Фримен вскочил. Взгляд его красивых темных глаз остановился на лице настоятеля.

– Это как еще одна смерть. Нет, мне кажется, это еще хуже. Мы тут были братьями, мы служили Господу, вели свою паству. Но, выходит, он не был ни братом, ни служителем Божьим, ни пастырем. Он умер в грехе. Я только что за него молился, а он умер в грехе, творя обряд, на который не имел никакого права. Я ему исповедовался, а он исповедовался мне.

– Теперь он ответит перед Богом, Мартин. Ошибки быть не может? – обратился отец Лопес к Еве.

– Нет, ошибки нет. Что он говорил о Лино?

– Как я уже сказал, это было для примера. – Отец Фримен снова сел, словно ноги его больше не держали. – Допустим, если этот молодой человек, этот Лино, грешил, много грешил, совершал даже тяжкие грехи, но потом посвятил часть своей жизни добрым делам, помогал ближним, утешал их, направлял, уводил от греха, то это искупление. Он сможет продолжить свою жизнь с чистого листа.

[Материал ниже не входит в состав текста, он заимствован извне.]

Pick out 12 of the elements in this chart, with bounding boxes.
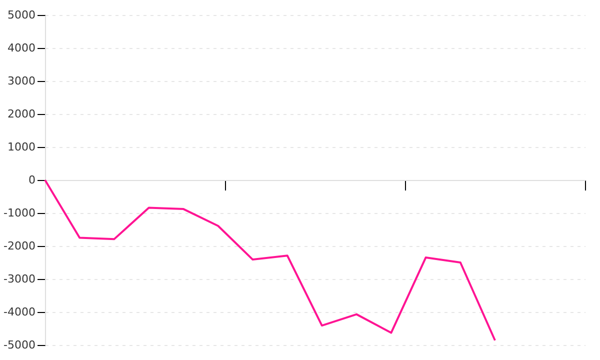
y-tick-label: -2000 [4,240,36,252]
y-tick-label: 4000 [8,42,36,54]
y-tick-label: -1000 [4,206,36,220]
y-tick-label: -3000 [4,272,36,286]
y-tick-label: 2000 [8,108,36,120]
y-tick-label: 1000 [8,140,36,154]
line-series [44,179,496,342]
y-tick-label: -5000 [4,338,36,352]
y-tick-label: -4000 [4,306,36,318]
y-tick-label: 0 [28,174,36,186]
y-tick-label: 3000 [8,74,36,88]
y-tick-label: 5000 [8,8,36,22]
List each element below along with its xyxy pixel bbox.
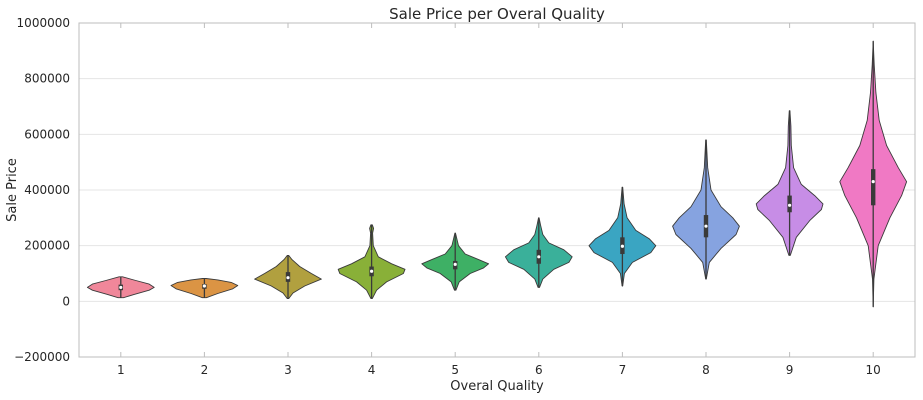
chart-title: Sale Price per Overal Quality	[389, 5, 605, 23]
x-tick-label: 10	[866, 363, 881, 377]
x-tick-label: 1	[117, 363, 125, 377]
violin-median	[453, 262, 457, 266]
x-tick-label: 5	[451, 363, 459, 377]
violin-6	[504, 217, 573, 288]
y-tick-label: 400000	[24, 183, 70, 197]
y-tick-label: 800000	[24, 72, 70, 86]
x-tick-label: 4	[368, 363, 376, 377]
y-tick-label: 200000	[24, 239, 70, 253]
violin-10	[839, 40, 908, 308]
x-tick-label: 6	[535, 363, 543, 377]
violin-7	[588, 186, 657, 287]
x-tick-label: 8	[702, 363, 710, 377]
violin-5	[421, 232, 490, 291]
y-tick-label: −200000	[14, 350, 70, 364]
violin-box	[871, 169, 876, 206]
violins	[86, 40, 908, 308]
violin-median	[620, 244, 625, 248]
violin-3	[254, 254, 322, 300]
violin-median	[537, 255, 541, 259]
violin-median	[119, 285, 123, 290]
x-tick-label: 3	[284, 363, 292, 377]
y-axis-title: Sale Price	[5, 158, 20, 222]
violin-1	[86, 276, 155, 299]
y-axis-ticks: −200000 0 200000 400000 600000 800000 1000000	[14, 16, 70, 364]
y-tick-label: 600000	[24, 127, 70, 141]
violin-median	[704, 224, 708, 228]
violin-9	[755, 110, 824, 256]
violin-median	[370, 269, 374, 273]
plot-frame	[78, 22, 916, 358]
x-axis-ticks: 1 2 3 4 5 6 7 8 9 10	[117, 23, 881, 377]
x-tick-label: 9	[786, 363, 794, 377]
x-tick-label: 2	[201, 363, 209, 377]
x-axis-title: Overal Quality	[450, 379, 544, 394]
y-tick-label: 1000000	[17, 16, 70, 30]
violin-median	[286, 276, 290, 280]
violin-median	[871, 180, 875, 184]
violin-median	[788, 203, 792, 207]
violin-median	[202, 284, 206, 288]
violin-2	[170, 278, 239, 299]
y-tick-label: 0	[62, 294, 70, 308]
violin-8	[672, 139, 740, 280]
violin-4	[337, 224, 406, 300]
x-tick-label: 7	[619, 363, 627, 377]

– Вы с ним не согласились.

– Сами по себе добрые дела еще ничего не доказывают. Важно намерение. Зачем он совершал добрые дела? Чтобы уравновесить чаши весов или для блага ближнего? Было ли его раскаяние искренним и глубоким? Мигель утверждал, что достаточно добрых дел как таковых.

– Вы думаете, он и есть Лино? – перебил его отец Лопес. – Из-за этого образка в его комнате? И спор шел о нем самом. Это он использовал проведенное здесь время, чтобы уравновесить чаши весов… искупить что-то, сделанное в прошлом?

– Это версия. Как он отнесся к вашей точке зрения на гипотетическую ситуацию? – спросила Ева отца Фримена.

– Он страшно разозлился. Мы часто доводили друг друга до белого каления. Именно поэтому – в числе прочего! – нам так нравилось спорить. Как подумаю, скольких людей он обманул… Заключал браки, напутствовал умирающих, крестил детей, выслушивал исповеди, отпускал грехи… Что же теперь делать?